Von Neumann Architektur

In einem realen Prozessor sorgt ein Bussystem für die Übertragung der Daten zwischen dem Arbeitsspeicher (und weiteren Rechnerkomponenten) und dem Prozessor. Die Kommunikation des sehr schnellen Prozessors mit hohen Taktraten mit dem vergleichsweise langsamen Arbeitsspeicher ist nicht unproblematisch und kann den Prozessor ausbremsen. Das Bussystem wird daher auch als Von-Neumann-Flaschenhals bezeichnet. In den Anfangsjahren der Computer war der Prozessor das langsamste Bauelement, so dass die Nutzung eines einzigen Busses für die Datenübertragung von Daten und Programmbefehlen kein Problem war. Inzwischen sind die Prozessoren aber um ein Vielfaches schneller als das Bussystem. Daher werden zahlreiche Maßnahmen ergriffen (L2-Cache-Speicher = schneller Speicher im Prozessor; Vorhersage von Speicherzugriffen, um die Daten schon vorher zu laden; usw.), um die Auswirkungen zu begrenzen. Im Folgenden wird nur das Pipelining angesprochen.

Wenn die Programme sich genauso wie die Daten im Arbeitsspeicher befinden, müssen die einzelnen Befehle vor der Ausführung in den Prozessor übertragen werden und dort in die Schaltimpulse für die ALU übersetzt werden.

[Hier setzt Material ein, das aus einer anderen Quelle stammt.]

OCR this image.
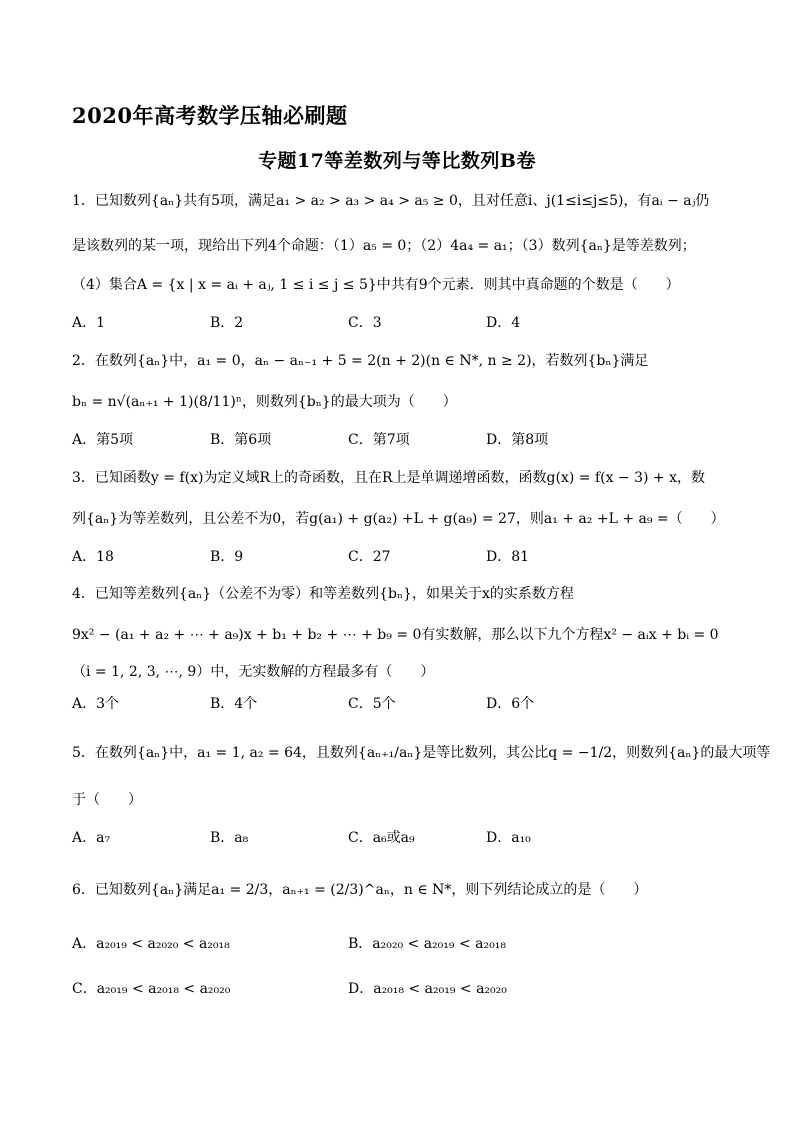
2020年高考数学压轴必刷题
专题17等差数列与等比数列B卷
1．已知数列{aₙ}共有5项，满足a₁ > a₂ > a₃ > a₄ > a₅ ≥ 0，且对任意i、j(1≤i≤j≤5)，有aᵢ − aⱼ仍
是该数列的某一项，现给出下列4个命题：（1）a₅ = 0；（2）4a₄ = a₁；（3）数列{aₙ}是等差数列；
（4）集合A = {x | x = aᵢ + aⱼ, 1 ≤ i ≤ j ≤ 5}中共有9个元素．则其中真命题的个数是（　　）
A．1	B．2	C．3	D．4
2．在数列{aₙ}中，a₁ = 0，aₙ − aₙ₋₁ + 5 = 2(n + 2)(n ∈ N*, n ≥ 2)，若数列{bₙ}满足
bₙ = n√(aₙ₊₁ + 1)(8/11)ⁿ，则数列{bₙ}的最大项为（　　）
A．第5项	B．第6项	C．第7项	D．第8项
3．已知函数y = f(x)为定义域R上的奇函数，且在R上是单调递增函数，函数g(x) = f(x − 3) + x，数
列{aₙ}为等差数列，且公差不为0，若g(a₁) + g(a₂) +L + g(a₉) = 27，则a₁ + a₂ +L + a₉ =（　　）
A．18	B．9	C．27	D．81
4．已知等差数列{aₙ}（公差不为零）和等差数列{bₙ}，如果关于x的实系数方程
9x² − (a₁ + a₂ + ⋯ + a₉)x + b₁ + b₂ + ⋯ + b₉ = 0有实数解，那么以下九个方程x² − aᵢx + bᵢ = 0
（i = 1, 2, 3, ⋯, 9）中，无实数解的方程最多有（　　）
A．3个	B．4个	C．5个	D．6个
5．在数列{aₙ}中，a₁ = 1, a₂ = 64，且数列{aₙ₊₁/aₙ}是等比数列，其公比q = −1/2，则数列{aₙ}的最大项等
于（　　）
A．a₇	B．a₈	C．a₆或a₉	D．a₁₀
6．已知数列{aₙ}满足a₁ = 2/3，aₙ₊₁ = (2/3)^aₙ，n ∈ N*，则下列结论成立的是（　　）
A．a₂₀₁₉ < a₂₀₂₀ < a₂₀₁₈	B．a₂₀₂₀ < a₂₀₁₉ < a₂₀₁₈
C．a₂₀₁₉ < a₂₀₁₈ < a₂₀₂₀	D．a₂₀₁₈ < a₂₀₁₉ < a₂₀₂₀
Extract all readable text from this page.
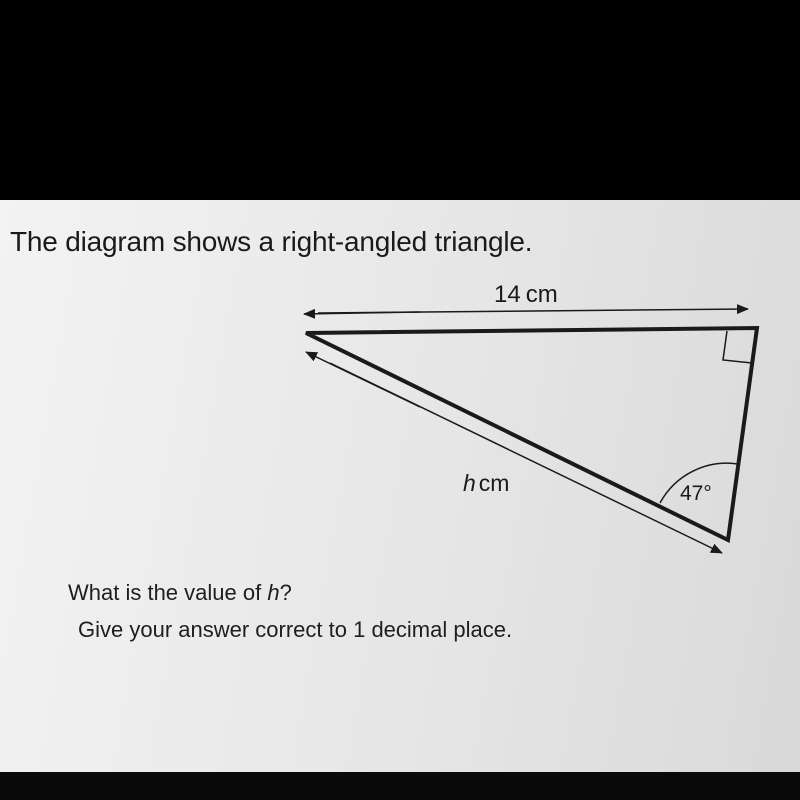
The diagram shows a right-angled triangle.
14 cm
h cm	47°
What is the value of h?
Give your answer correct to 1 decimal place.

Der Von-Neumann Zyklus beschreibt diesen Vorgang:

FETCH

Von Neumann-Zyklus

Von Neumann-Zyklus

In das Befehls-Register (OP = Operation Pointer) wird aus dem Arbeitsspeicher der Maschinencode des nächsten zu bearbeitenden Befehls geladen.

Bei modernen Prozessoren können mehrere Befehle (etwa 10-20 Befehle) aus dem Speicher in einen Zwischenspeicher (Prefetch-Registerblock) geladen werden, während der aktuelle Befehl noch decodiert wird (OpCode Prefetching). Dies wird als Pipelining bezeichnet.

  • Vorteil: Deutliche Steigerung der Verarbeitungsgeschwindigkeit.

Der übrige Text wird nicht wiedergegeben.